The Flow of Information: A Cascade of Transformations
Let’s trace how a piece of data flows through a simple network with one hidden layer.
- Input to Hidden Layer:
- The input vector is fed into the network.
- To calculate the pre-activation value for the first neuron in the hidden layer, we perform a dot product between the entire input vector and the specific weight vector that connects the input layer to that one neuron. A bias is added.
- We repeat this for every neuron in the hidden layer. Each neuron has its own unique set of weights.
- This entire operation, for the whole layer, can be represented efficiently as a single matrix multiplication: (Input Vector * Weight Matrix) + Bias Vector.
- The result is a new vector of weighted sums, one for each neuron in the hidden layer.
- Activation:
- This vector of weighted sums is then passed through a non-linear activation function, like ReLU. Each element of the vector is processed by the ReLU function (max(0, x)).
- The output is a new vector, the “activation vector” of the hidden layer.

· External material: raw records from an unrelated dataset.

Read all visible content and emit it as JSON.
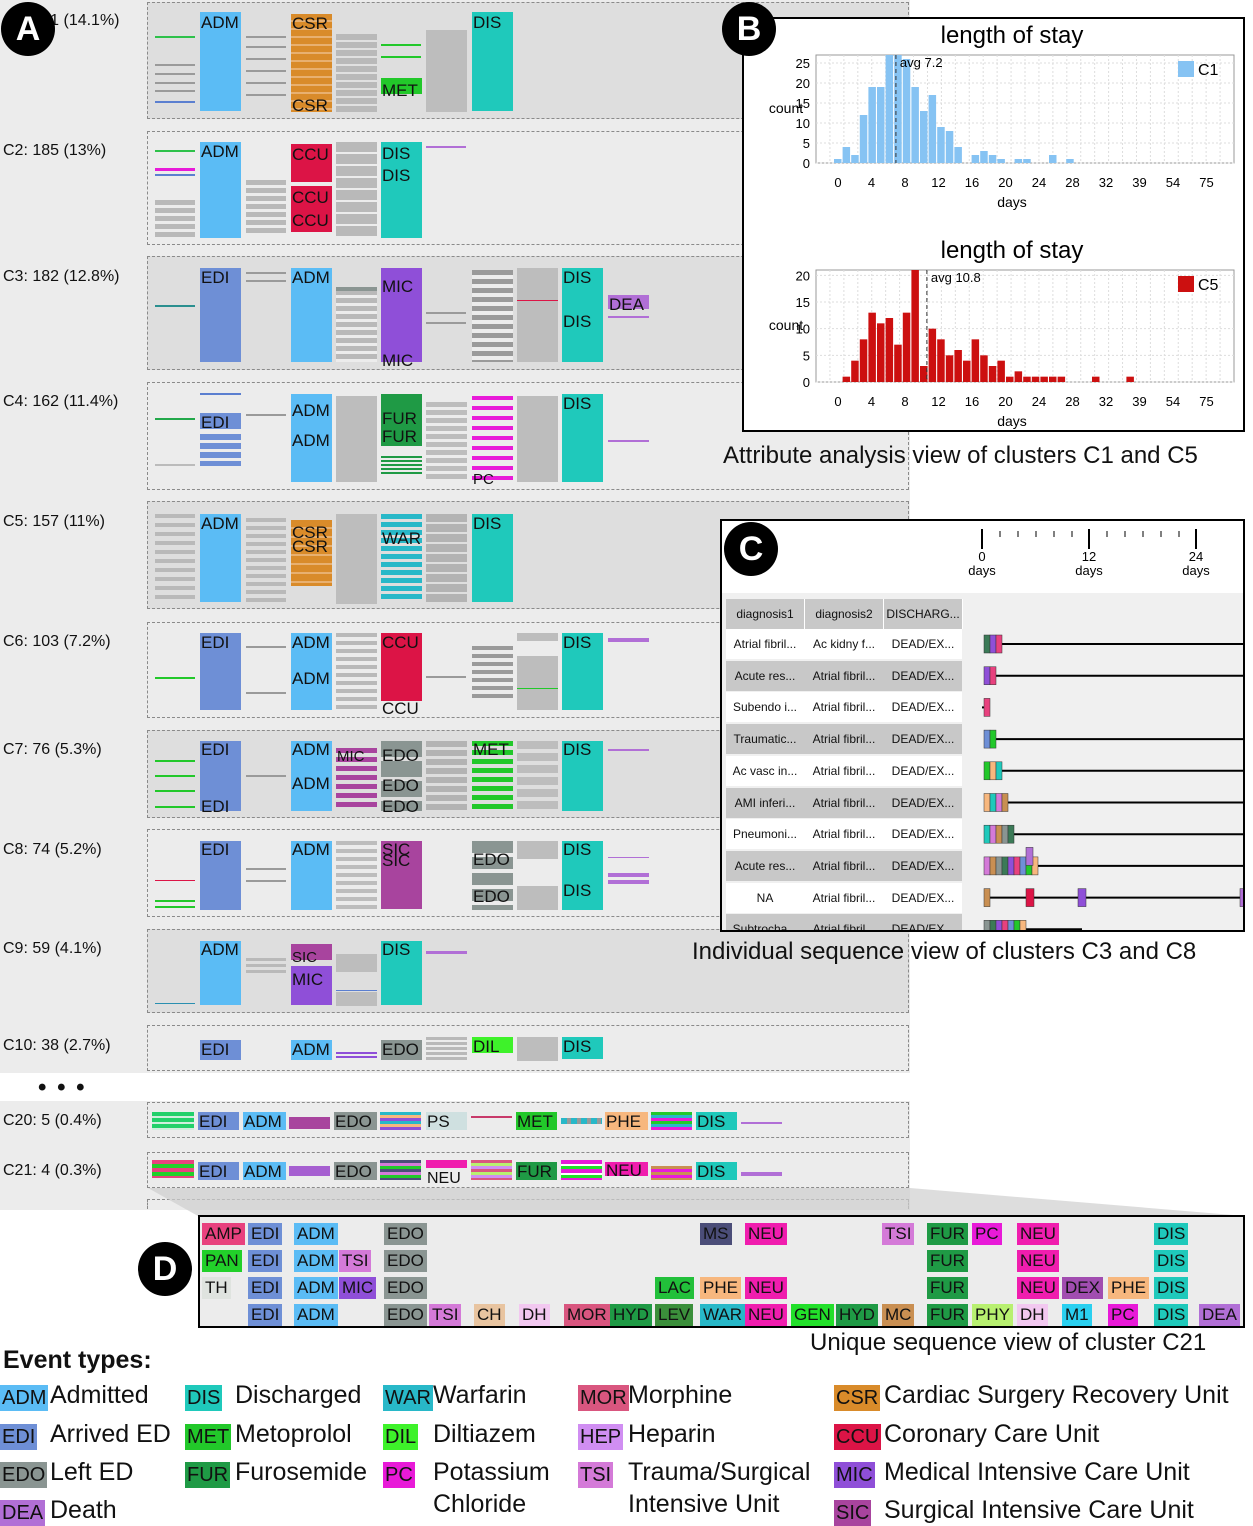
{
  "markers": {
    "a": "A",
    "b": "B",
    "c": "C",
    "d": "D",
    "ellipsis": "• • •"
  },
  "clusters": [
    {
      "label": "C1: 201 (14.1%)"
    },
    {
      "label": "C2: 185 (13%)"
    },
    {
      "label": "C3: 182 (12.8%)"
    },
    {
      "label": "C4: 162 (11.4%)"
    },
    {
      "label": "C5: 157 (11%)"
    },
    {
      "label": "C6: 103 (7.2%)"
    },
    {
      "label": "C7: 76 (5.3%)"
    },
    {
      "label": "C8: 74 (5.2%)"
    },
    {
      "label": "C9: 59 (4.1%)"
    },
    {
      "label": "C10: 38 (2.7%)"
    },
    {
      "label": "C20: 5 (0.4%)"
    },
    {
      "label": "C21: 4 (0.3%)"
    }
  ],
  "block_labels": {
    "adm": "ADM",
    "dis": "DIS",
    "csr": "CSR",
    "met": "MET",
    "ccu": "CCU",
    "edi": "EDI",
    "mic": "MIC",
    "dea": "DEA",
    "fur": "FUR",
    "pc": "PC",
    "war": "WAR",
    "edo": "EDO",
    "sic": "SIC",
    "dil": "DIL",
    "ps": "PS",
    "phe": "PHE",
    "neu": "NEU"
  },
  "panel_b": {
    "caption": "Attribute analysis view of clusters C1 and C5",
    "ylabel": "count",
    "xlabel": "days"
  },
  "chart_data": [
    {
      "type": "bar",
      "title": "length of stay",
      "legend": "C1",
      "legend_position": "top-right",
      "color": "#86c3f3",
      "xlabel": "days",
      "ylabel": "count",
      "x_ticks": [
        "0",
        "4",
        "8",
        "12",
        "16",
        "20",
        "24",
        "28",
        "32",
        "39",
        "54",
        "75"
      ],
      "y_ticks": [
        "0",
        "5",
        "10",
        "15",
        "20",
        "25"
      ],
      "ylim": [
        0,
        27
      ],
      "annotation": "avg 7.2",
      "avg": 7.2,
      "values": [
        1,
        4,
        2,
        12,
        19,
        19,
        27,
        27,
        26,
        19,
        13,
        17,
        9,
        8,
        4,
        0,
        2,
        3,
        2,
        1,
        0,
        1,
        1,
        0,
        0,
        2,
        0,
        1
      ]
    },
    {
      "type": "bar",
      "title": "length of stay",
      "legend": "C5",
      "legend_position": "top-right",
      "color": "#cc1010",
      "xlabel": "days",
      "ylabel": "count",
      "x_ticks": [
        "0",
        "4",
        "8",
        "12",
        "16",
        "20",
        "24",
        "28",
        "32",
        "39",
        "54",
        "75"
      ],
      "y_ticks": [
        "0",
        "5",
        "10",
        "15",
        "20"
      ],
      "ylim": [
        0,
        21
      ],
      "annotation": "avg 10.8",
      "avg": 10.8,
      "values": [
        0,
        1,
        4,
        8,
        13,
        11,
        12,
        7,
        13,
        21,
        3,
        10,
        8,
        5,
        6,
        4,
        8,
        5,
        3,
        4,
        1,
        2,
        1,
        1,
        1,
        1,
        1,
        0,
        0,
        0,
        1,
        0,
        0,
        0,
        1
      ]
    }
  ],
  "panel_c": {
    "caption": "Individual sequence view of clusters C3 and C8",
    "ticks": [
      "0\ndays",
      "12\ndays",
      "24\ndays"
    ],
    "tick0": "0",
    "tick1": "12",
    "tick2": "24",
    "tick_unit": "days",
    "headers": [
      "diagnosis1",
      "diagnosis2",
      "DISCHARG..."
    ],
    "rows": [
      [
        "Atrial fibril...",
        "Ac kidny f...",
        "DEAD/EX..."
      ],
      [
        "Acute res...",
        "Atrial fibril...",
        "DEAD/EX..."
      ],
      [
        "Subendo i...",
        "Atrial fibril...",
        "DEAD/EX..."
      ],
      [
        "Traumatic...",
        "Atrial fibril...",
        "DEAD/EX..."
      ],
      [
        "Ac vasc in...",
        "Atrial fibril...",
        "DEAD/EX..."
      ],
      [
        "AMI inferi...",
        "Atrial fibril...",
        "DEAD/EX..."
      ],
      [
        "Pneumoni...",
        "Atrial fibril...",
        "DEAD/EX..."
      ],
      [
        "Acute res...",
        "Atrial fibril...",
        "DEAD/EX..."
      ],
      [
        "NA",
        "Atrial fibril...",
        "DEAD/EX..."
      ],
      [
        "Subtrocha...",
        "Atrial fibril...",
        "DEAD/EX..."
      ]
    ]
  },
  "panel_d": {
    "caption": "Unique sequence view of cluster C21",
    "rows": [
      [
        [
          "AMP",
          "#e8417e",
          0
        ],
        [
          "EDI",
          "#6e8fd6",
          46
        ],
        [
          "ADM",
          "#5bbcf5",
          92
        ],
        [
          "EDO",
          "#8a9592",
          182
        ],
        [
          "MS",
          "#4b4d78",
          498
        ],
        [
          "NEU",
          "#f01dae",
          543
        ],
        [
          "TSI",
          "#d47ad8",
          680
        ],
        [
          "FUR",
          "#1f9a45",
          725
        ],
        [
          "PC",
          "#e81ad8",
          770
        ],
        [
          "NEU",
          "#f01dae",
          815
        ],
        [
          "DIS",
          "#1fc9bb",
          952
        ]
      ],
      [
        [
          "PAN",
          "#22d02a",
          0
        ],
        [
          "EDI",
          "#6e8fd6",
          46
        ],
        [
          "ADM",
          "#5bbcf5",
          92
        ],
        [
          "TSI",
          "#d47ad8",
          137
        ],
        [
          "EDO",
          "#8a9592",
          182
        ],
        [
          "FUR",
          "#1f9a45",
          725
        ],
        [
          "NEU",
          "#f01dae",
          815
        ],
        [
          "DIS",
          "#1fc9bb",
          952
        ]
      ],
      [
        [
          "TH",
          "#dfe3df",
          0
        ],
        [
          "EDI",
          "#6e8fd6",
          46
        ],
        [
          "ADM",
          "#5bbcf5",
          92
        ],
        [
          "MIC",
          "#8f4fd8",
          137
        ],
        [
          "EDO",
          "#8a9592",
          182
        ],
        [
          "LAC",
          "#22c03a",
          453
        ],
        [
          "PHE",
          "#f7b77e",
          498
        ],
        [
          "NEU",
          "#f01dae",
          543
        ],
        [
          "FUR",
          "#1f9a45",
          725
        ],
        [
          "NEU",
          "#f01dae",
          815
        ],
        [
          "DEX",
          "#a14db0",
          860
        ],
        [
          "PHE",
          "#f7b77e",
          906
        ],
        [
          "DIS",
          "#1fc9bb",
          952
        ]
      ],
      [
        [
          "EDI",
          "#6e8fd6",
          46
        ],
        [
          "ADM",
          "#5bbcf5",
          92
        ],
        [
          "EDO",
          "#8a9592",
          182
        ],
        [
          "TSI",
          "#d47ad8",
          227
        ],
        [
          "CH",
          "#e8c4a0",
          272
        ],
        [
          "DH",
          "#f2c8f0",
          317
        ],
        [
          "MOR",
          "#d9567f",
          362
        ],
        [
          "HYD",
          "#1f9a45",
          408
        ],
        [
          "LEV",
          "#3b8f3b",
          453
        ],
        [
          "WAR",
          "#28b8c8",
          498
        ],
        [
          "NEU",
          "#f01dae",
          543
        ],
        [
          "GEN",
          "#22e02a",
          589
        ],
        [
          "HYD",
          "#1f9a45",
          634
        ],
        [
          "MC",
          "#c98f52",
          680
        ],
        [
          "FUR",
          "#1f9a45",
          725
        ],
        [
          "PHY",
          "#b8f070",
          770
        ],
        [
          "DH",
          "#f2c8f0",
          815
        ],
        [
          "M1",
          "#2ad0f0",
          860
        ],
        [
          "PC",
          "#e81ad8",
          906
        ],
        [
          "DIS",
          "#1fc9bb",
          952
        ],
        [
          "DEA",
          "#b16fd6",
          997
        ]
      ]
    ]
  },
  "legend": {
    "title": "Event types:",
    "items": [
      {
        "code": "ADM",
        "name": "Admitted",
        "color": "#5bbcf5"
      },
      {
        "code": "EDI",
        "name": "Arrived ED",
        "color": "#6e8fd6"
      },
      {
        "code": "EDO",
        "name": "Left ED",
        "color": "#8a9592"
      },
      {
        "code": "DEA",
        "name": "Death",
        "color": "#b16fd6"
      },
      {
        "code": "DIS",
        "name": "Discharged",
        "color": "#1fc9bb"
      },
      {
        "code": "MET",
        "name": "Metoprolol",
        "color": "#22c82a"
      },
      {
        "code": "FUR",
        "name": "Furosemide",
        "color": "#1f9a45"
      },
      {
        "code": "WAR",
        "name": "Warfarin",
        "color": "#28b8c8"
      },
      {
        "code": "DIL",
        "name": "Diltiazem",
        "color": "#3ef22a"
      },
      {
        "code": "PC",
        "name": "Potassium",
        "name2": "Chloride",
        "color": "#e81ad8"
      },
      {
        "code": "MOR",
        "name": "Morphine",
        "color": "#d9567f"
      },
      {
        "code": "HEP",
        "name": "Heparin",
        "color": "#d08ef2"
      },
      {
        "code": "TSI",
        "name": "Trauma/Surgical",
        "name2": "Intensive Unit",
        "color": "#d47ad8"
      },
      {
        "code": "CSR",
        "name": "Cardiac Surgery Recovery Unit",
        "color": "#d98b2a"
      },
      {
        "code": "CCU",
        "name": "Coronary Care Unit",
        "color": "#dc1446"
      },
      {
        "code": "MIC",
        "name": "Medical Intensive Care Unit",
        "color": "#8f4fd8"
      },
      {
        "code": "SIC",
        "name": "Surgical Intensive Care Unit",
        "color": "#a8449e"
      }
    ]
  }
}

- Hidden Layer to Output Layer:
- This activation vector from the hidden layer now becomes the input for the next layer (the output layer).
- The process repeats: we perform another matrix multiplication using the output layer’s weight matrix, add a bias, and apply a final activation function (e.g., Sigmoid for classification) to get the network’s final prediction.
Learning Progressively More Complex Features
Why is this layered structure so powerful? Because it allows the network to learn a hierarchy of features.
Imagine an image recognition task:
- The first hidden layer, which looks directly at the raw pixels, might learn to recognize very simple features: edges, corners, simple color gradients. Its neurons will activate when they “see” these basic components.
- The second hidden layer doesn’t see the pixels. It sees the output of the first layer. It takes the simple features (edges, corners) as input and learns to combine them into more complex shapes: eyes, ears, noses, whiskers.
- A third hidden layer might take these shapes as input and learn to combine them into even more complex concepts: “cat face,” “dog snout.”
- Finally, the output layer takes these high-level feature representations and makes the final decision: “The combination of features I’m seeing is most consistent with the label ‘Cat’.”
Each layer is a transformation that takes the representation from the previous layer and converts it into a slightly more abstract and useful representation. The network automatically learns the best features to look for at each level of abstraction, all guided by the single goal of minimizing the final cost function via Gradient Descent and Backpropagation.
This is the power of stacking simple neurons into deep layers. It’s a modular, hierarchical system that can take raw, low-level data and, through a series of learned transformations, build up a rich, high-level understanding of the world.